For fun, Anaïs and I have been decorating our home in Sharswood (or “Darell Clarke’s Garden District,” as we like to call it, ) where we will live for a while and probably Airbnb to design-obsessed tourists. Our place is an ever-changing showroom for anyone who feels like dropping by. Left, right, or center, we can all agree that there’s not enough dropping by these days.

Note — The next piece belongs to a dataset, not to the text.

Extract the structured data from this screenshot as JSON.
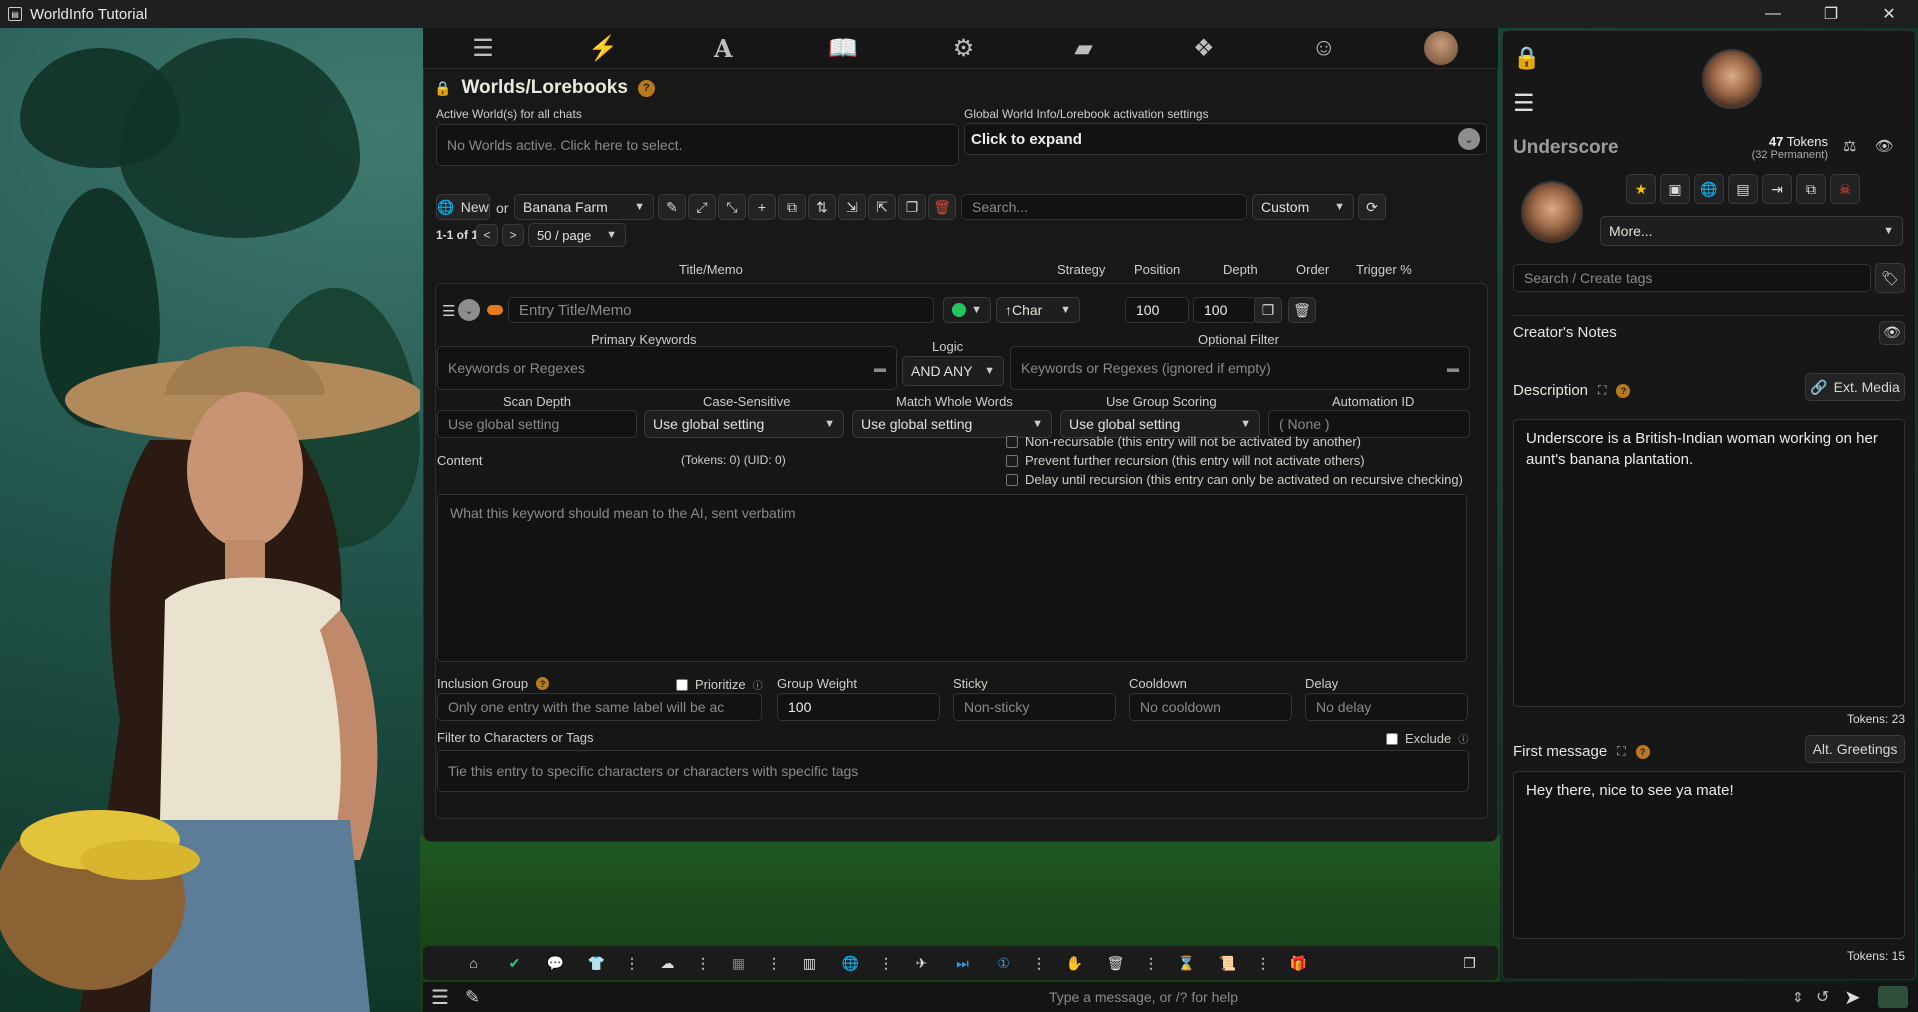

How have we evolved: Well I think our style has evolved to include more subtlety–maybe less is more now. Anaïs would laugh if she heard me say that, considering I haven’t stopped collecting for a single second since the store closed, but working in someone else’s home requires restraint. It’s actually helped us hone in on what we do well, which is to provide personality to a room through signature pieces. Most of our design work post-rareCo (the store) has been residential, because this layering process is a very natural thing in the home, but we’re looking forward to working on commercial projects as well.
All this is to simply state rareCo’s evolving aesthetic, which again owes a lot to our umbilical connection with M + A, and great talks with Chelsea about merchandising and branding. She’s created a signature entity that really uplifts people––and it takes a lot more consideration than most people realize. You’d think I would have put some of her genius into practice at rareCo, but we revelled in a kind of Yin and Yang that worked for people. And as long as she kept buying a piece of ours now and then, we knew we were doing ok. As far as our evolution in the store, we quickly fell into the habit of collecting for our best customers-- trying to locate beautiful things through the eyes of others--and this helped to diversify our collection.